5. Interpretability, Policy Structure, and Performance

A central advantage of CF-RL is the direct interpretability of its policy representations. In symbolic systems:

PPL-ST yields rule sets that are parsimonious and easily inspected, with sparse and non-overlapping coverage of the state space. Comparative experiments show that for challenging stochastic environments (e.g., FrozenLake with maximum slip), PPL-ST matches or exceeds the performance of XCS while utilizing an order-of-magnitude fewer rules per best policy—average counts of $18.4$ (PPL-ST) versus $272$ (XCS) in a fixed grid and slip setting (Bishop et al., 2023).
Rule density visualizations confirm that PPL-ST achieves interpretable, compact representations critical for XAI-compliant systems.
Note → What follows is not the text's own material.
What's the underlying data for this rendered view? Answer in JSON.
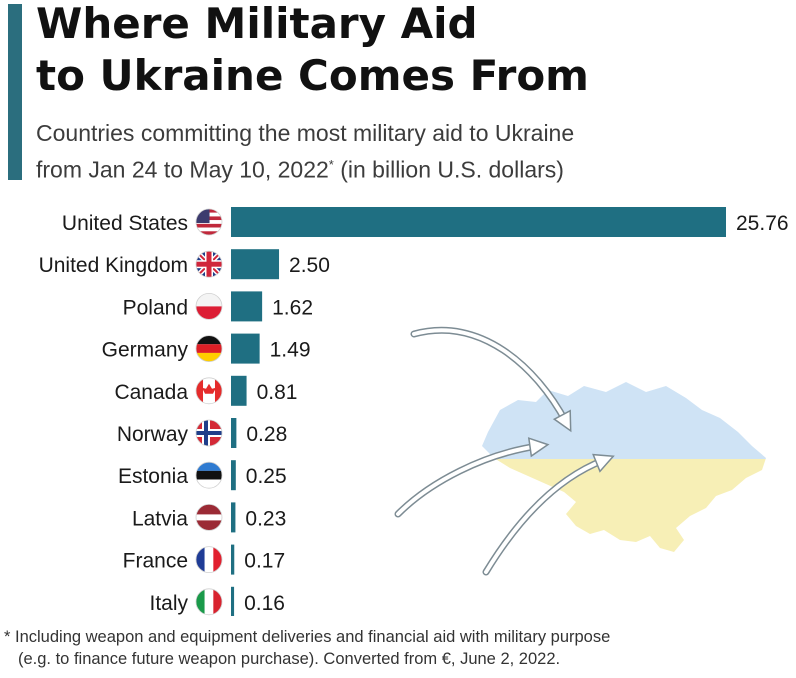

Classifier-first deep RL consistently outperforms reward-model and adversarial baselines on reward-free control and manipulation tasks, often with significantly fewer positive (success) examples or tighter sample efficiency (Eysenbach et al., 2021, Eysenbach et al., 2020). In goal-conditioned RL, classifier-based density estimation outstrips Q-learning and HER, notably on longer-horizon and higher-dimensional benchmarks (Eysenbach et al., 2020).

For ensemble neural network selection via RL (e.g., Least-Action Classifier), the policy adaptively unfolds computation graphs, dynamically allocating computation and recovering most of the static stacker’s accuracy with reduced resource usage (Malashin, 2021).

6. Mechanistic Insights and Learning Dynamics

Recent analysis of RL post-training for LLMs using the neural tangent kernel (NTK) framework has clarified the underlying dynamics of CF-RL (Tomihari, 8 Jan 2026). Key findings include:

Feature Space Limitation: High mutual alignment in feature representations causes standard RL updates to uniformly amplify token logits across contexts, increasing model confidence and reducing diversity, largely via the representation NTK component.
Classifier-First Acceleration: Introducing a classifier-first stage (i.e., freezing backbone features, updating only the classifier) rapidly enriches the gradient NTK component responsible for sample-specific adaptation. This modification accelerates reward optimization without introducing shortcut mechanisms associated with supervised LP-FT (linear-probe-then-fine-tune) protocols.
Distinct Mechanism: CF-RL does not reduce backbone feature distortion or amplify the classifier norm but reshapes classifier rows, particularly those tied to structural tokens, thus improving gradient flow and learning efficiency.

Empirical results validate that CF-RL produces larger reward gains in early RL post-training epochs compared to conventional RL, with benefits attributed to early, targeted adaptation of the classification layer (Tomihari, 8 Jan 2026).

7. Limitations, Open Questions, and Future Directions

Current CF-RL implementations expose several limitations and research challenges:

Hyperparameter Sensitivity: The optimal length of classifier-first phases (in two-stage protocols) is task-dependent, suggesting potential for adaptive or curriculum-based schedules (Tomihari, 8 Jan 2026).
Computational Cost: Symbolic LCS approaches, particularly those requiring full-population rollouts (e.g., PPL-ST), entail high simulator and evaluation costs, although they benefit from parallelism (Bishop et al., 2023).
Generality and Scalability: CF-RL generalizes to high-dimensional and image-based domains in deep RL but requires careful choice of classifier capacity and balance between representation and decision layers (Eysenbach et al., 2021).
Mechanistic Theory: Further theoretical work is needed to characterize how early classifier shaping modulates learning trajectory and NTK evolution across architectures, and to establish principled rules for stage scheduling and classifier design (Tomihari, 8 Jan 2026).

CF-RL unifies a spectrum of approaches, from symbolic, rule-based interpretable systems to modern reward-free, example-driven policy search and adaptive deep RL optimization. Its design principles and empirical advantages—interpretable policies, sample efficiency, and mechanistic transparency—underpin ongoing advances in explainable RL and effective algorithm design for alignment-centric post-training.